Physical or paper gold

An investor may decide that owning physical gold better protects his interests. To do so, there are various online outlets that sell gold bars, coins, etc. and even store it for you for an annual fee. In this way, owning physical gold protects against inflation.

Another way is to own paper gold. Also known as demand from the investment community, paper gold refers to owning exchange traded funds (ETFs) that track the price of gold – or owning ETFs that track the mining sector. These funds represent only an alternative to gold ownership.

 

Ownership of Shares

As far as ownership is concerned, one can decide to own shares of a gold producer. Many gold miners are listed on international stock exchanges, and owning a share of the company also means being exposed to the gold market.

 

The currency involved

In all the examples given so far, the currency concerned plays a crucial role. Yes, gold has reached a new all-time high of over $2,000 – relative to the dollar. So has gold appreciated or has the dollar depreciated?

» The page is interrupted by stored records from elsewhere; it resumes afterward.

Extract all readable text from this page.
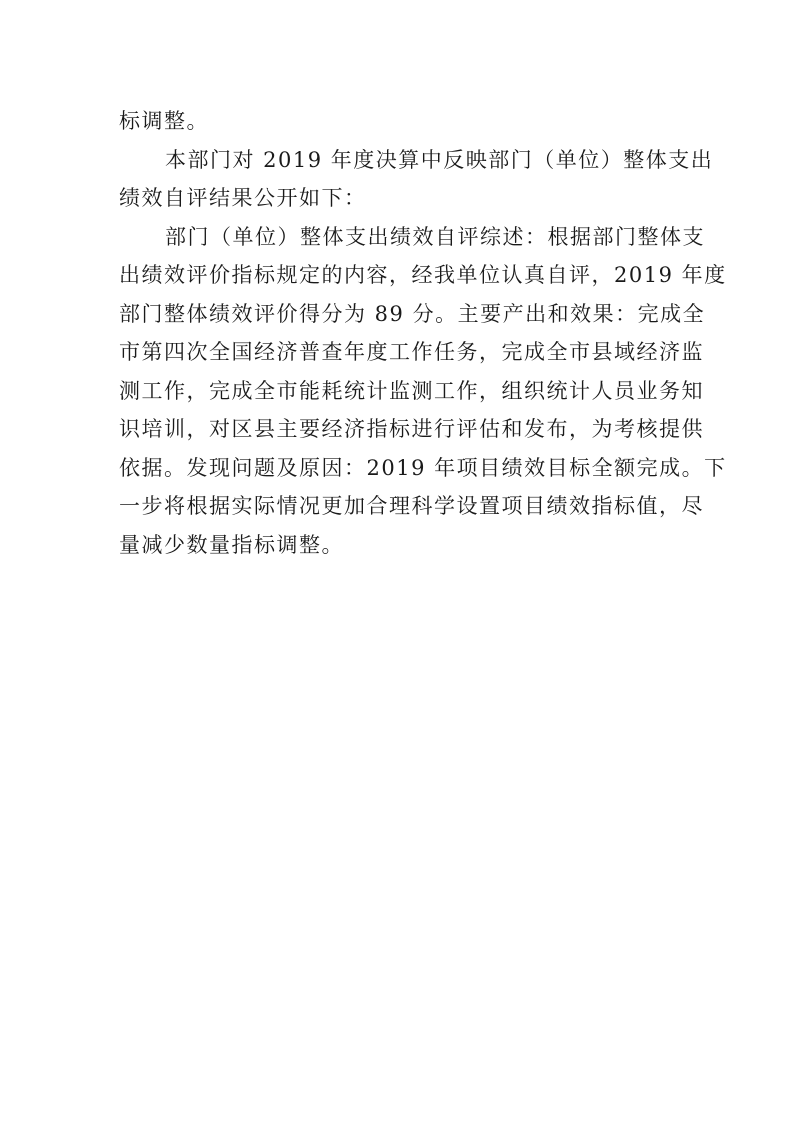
标调整。

本部门对 2019 年度决算中反映部门（单位）整体支出
绩效自评结果公开如下：

部门（单位）整体支出绩效自评综述：根据部门整体支
出绩效评价指标规定的内容，经我单位认真自评，2019 年度
部门整体绩效评价得分为 89 分。主要产出和效果：完成全
市第四次全国经济普查年度工作任务，完成全市县域经济监
测工作，完成全市能耗统计监测工作，组织统计人员业务知
识培训，对区县主要经济指标进行评估和发布，为考核提供
依据。发现问题及原因：2019 年项目绩效目标全额完成。下
一步将根据实际情况更加合理科学设置项目绩效指标值，尽
量减少数量指标调整。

Gold can be exchanged for any fiat currency, so the currency involved affects how gold protects itself against inflation. In other words, gold can appreciate against the dollar and remain stable against the euro, depending on the evolution of the EURUSD rate.

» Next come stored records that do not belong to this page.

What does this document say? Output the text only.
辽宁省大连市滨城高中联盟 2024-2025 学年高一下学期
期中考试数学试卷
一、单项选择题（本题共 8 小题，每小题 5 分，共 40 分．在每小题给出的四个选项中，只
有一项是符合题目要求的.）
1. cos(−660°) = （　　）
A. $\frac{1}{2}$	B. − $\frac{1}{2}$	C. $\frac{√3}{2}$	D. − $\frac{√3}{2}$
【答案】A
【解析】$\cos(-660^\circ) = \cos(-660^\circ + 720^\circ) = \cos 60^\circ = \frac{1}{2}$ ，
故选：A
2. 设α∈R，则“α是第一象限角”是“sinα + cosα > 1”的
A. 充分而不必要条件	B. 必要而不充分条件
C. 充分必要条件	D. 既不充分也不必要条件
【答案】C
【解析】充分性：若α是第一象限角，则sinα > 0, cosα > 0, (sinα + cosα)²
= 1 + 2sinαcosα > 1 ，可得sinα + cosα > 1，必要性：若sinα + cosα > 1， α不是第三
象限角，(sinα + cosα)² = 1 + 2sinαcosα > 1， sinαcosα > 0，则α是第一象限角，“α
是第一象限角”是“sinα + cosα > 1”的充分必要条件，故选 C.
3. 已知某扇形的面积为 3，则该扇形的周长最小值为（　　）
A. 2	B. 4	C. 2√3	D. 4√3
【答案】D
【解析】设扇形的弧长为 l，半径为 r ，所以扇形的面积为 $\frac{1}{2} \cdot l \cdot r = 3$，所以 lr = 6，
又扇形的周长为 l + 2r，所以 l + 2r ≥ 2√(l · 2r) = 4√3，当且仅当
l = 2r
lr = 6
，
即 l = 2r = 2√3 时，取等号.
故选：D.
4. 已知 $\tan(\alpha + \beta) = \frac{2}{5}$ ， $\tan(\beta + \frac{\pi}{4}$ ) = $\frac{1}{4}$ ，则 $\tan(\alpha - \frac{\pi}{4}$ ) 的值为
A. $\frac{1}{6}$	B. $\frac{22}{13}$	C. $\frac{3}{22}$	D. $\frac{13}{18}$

Among all the ways to expose yourself to the benefits of owning gold, it is recommended to choose a combination. By owning physical gold, the exchange rate risk disappears. For example, owning physical gold paid in USD and converting it back to another currency after several years reduces the exchange rate risk.

In addition, by holding ETFs for the entire mining sector, the investor gains diversification benefits. Instead of betting on a single company, the risk is spread over a sector.

Finally, holding shares comes with the advantage of paying dividends. In the long term, the combination of dividends and price appreciation offers the same protection against inflation.